Found at last: Khan had to accept after a long period of denial that Sita White’s daughter (above) was his

Dhole, who’s in India these days, informs that his adoptive parents were friends of NCP leader Sharad Pawar’s brother, Pratap. It was Pratap who facilitated the adoption. “The power of the family”, he says, was a hurdle and delayed his meeting with his biological mother by years.

So compelling was this quest to find his biological mother and understand what led her to disown him, Dhole is now an activist and works relentlessly to help adoptees connect with their biological parents, not just in India but across the globe. “I am against the trade of children in the name of adoption as it has little to do with child protection. And inter-country adoption, ought to be the last resort for children in need,” says Dhole.
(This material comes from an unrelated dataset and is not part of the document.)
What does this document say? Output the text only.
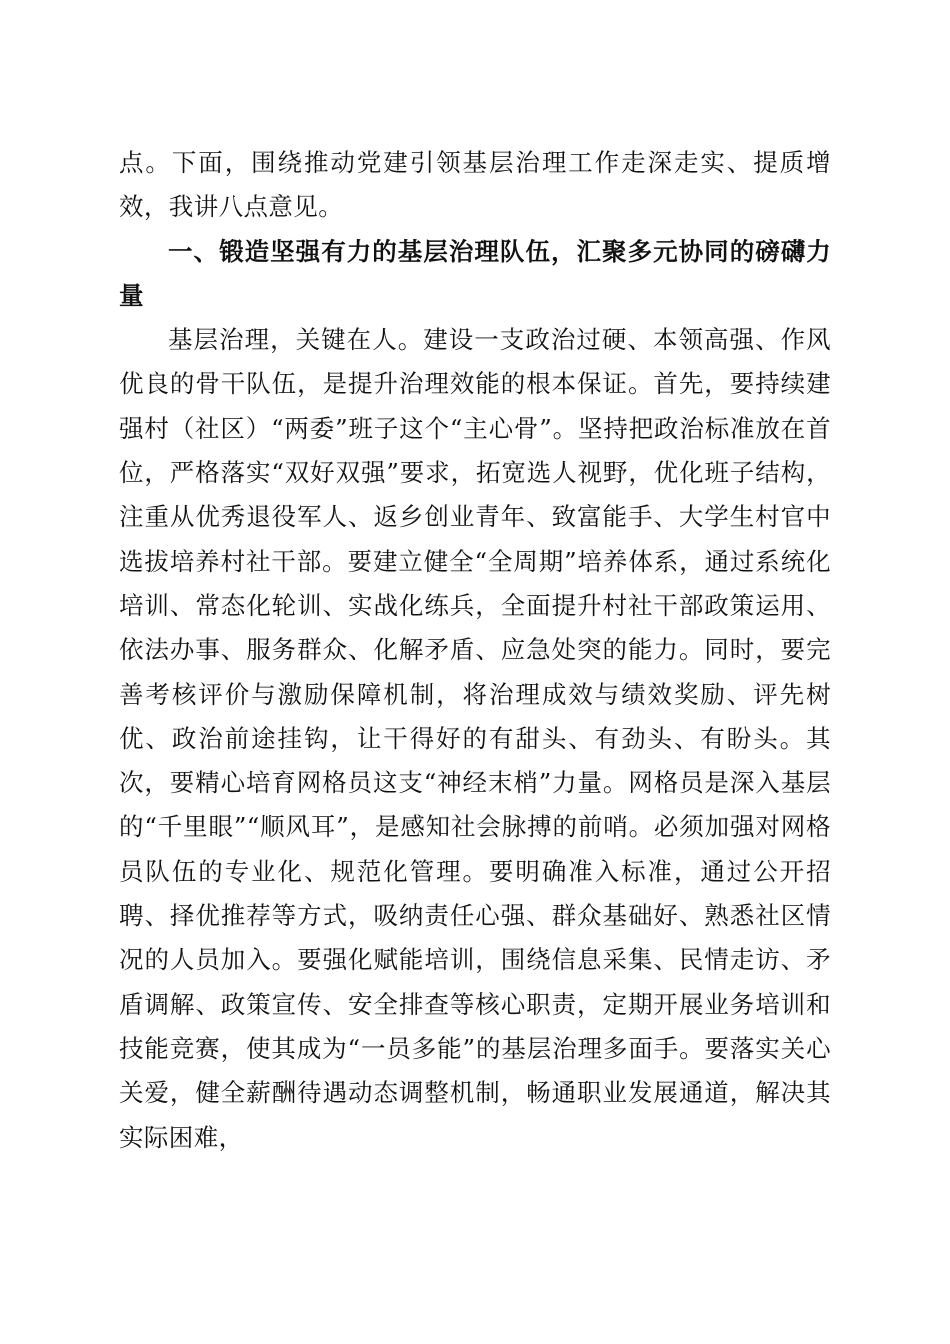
点。下面，围绕推动党建引领基层治理工作走深走实、提质增效，我讲八点意见。

一、锻造坚强有力的基层治理队伍，汇聚多元协同的磅礴力量

基层治理，关键在人。建设一支政治过硬、本领高强、作风优良的骨干队伍，是提升治理效能的根本保证。首先，要持续建强村（社区）“两委”班子这个“主心骨”。坚持把政治标准放在首位，严格落实“双好双强”要求，拓宽选人视野，优化班子结构，注重从优秀退役军人、返乡创业青年、致富能手、大学生村官中选拔培养村社干部。要建立健全“全周期”培养体系，通过系统化培训、常态化轮训、实战化练兵，全面提升村社干部政策运用、依法办事、服务群众、化解矛盾、应急处突的能力。同时，要完善考核评价与激励保障机制，将治理成效与绩效奖励、评先树优、政治前途挂钩，让干得好的有甜头、有劲头、有盼头。其次，要精心培育网格员这支“神经末梢”力量。网格员是深入基层的“千里眼”“顺风耳”，是感知社会脉搏的前哨。必须加强对网格员队伍的专业化、规范化管理。要明确准入标准，通过公开招聘、择优推荐等方式，吸纳责任心强、群众基础好、熟悉社区情况的人员加入。要强化赋能培训，围绕信息采集、民情走访、矛盾调解、政策宣传、安全排查等核心职责，定期开展业务培训和技能竞赛，使其成为“一员多能”的基层治理多面手。要落实关心关爱，健全薪酬待遇动态调整机制，畅通职业发展通道，解决其实际困难，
I In the West, an adoptee from Asia is constantly reminded that he or she doesn’t belong there because of the colour of their skin, features, height and mannerisms. Some grow up being ridiculed for looking different.

That’s exactly what this Tamil boy from Pondicherry, Sam (name changed on request), now 35 years of age, felt growing up in Belgium. He was all of eight years when he was given away for adoption by his uncle. After the demise of Sam’s parents, his uncle, who is an influential local politician, didn’t want to share the ancestral property with his nephew. To ensure that, he got Sam kidnapped and arranged for his adoption.

Sam has been staying in Pondicherry since the last few years and likes it there. He has an odd job with a travel agency to support his stay. He hasn’t asserted his claim to his father’s property as he is scared for his life. But it’s not just about losing property —his life got derailed, he lost his mother tongue. Since he’s back, he has learned Tamil but speaks with an accent that makes him stand out among the natives. He even has problems dating local girls, for though he looks like a native, he speaks differently. His struggle is far from over.

Another girl, now 40, claims to be the daughter of a popular politician who died an unnatural death. He fathered her before he was married. Later, she was given away for adoption in India. She was told about her father by a relative before he expired. Since then, she’s been fighting a legal battle for her rights. The matter is sub judice and she wants no publicity at this stage.

Jessica Kamalini Lindher is 36-year-old teacher from Sweden, and last year came to Delhi for the third time in the quest for her biological parents. She might never meet her biological parents, despite her 10-year long search. But last year, when she was in Delhi with her Australian husband and their two children, she met the cop who found her lying on the steps of Sion hospital when she was a 17-month-old. She was later adopted by a Swedish couple in February 1982. Jessica doesn’t want her children to be disconnected from their culture and language, as she felt during her childhood.

Anjali Pawar, an advocate, traced Gaonkar—the cop who found Jessica abandoned. But, unfortunately, Gaonkar had no knowledge of her biological parents even though he did make enquires after finding Jessica abandoned.

So they continue to live tormented lives, always seeking, never quite fitting in. Though they may have had all the creature comforts growing up, a significant piece in the jigsaw puzzle is missing. There’s a sort of disengagement with the adopted country, and the country of birth seems alien. Language is also a formidable barrier. Arun Dhole and Anjali Pawar have helped many adopted children trace their biological parents. It’s tragic, though tearful, that when they meet they hardly can communicate, for they usually speak different languages.

If the allegation about Imran Khan’s children out of wedlock is true, the identity of his Indian children will, in all likelihood, remain a secret. But in some foreign country, they might be grappling with an identity crisis.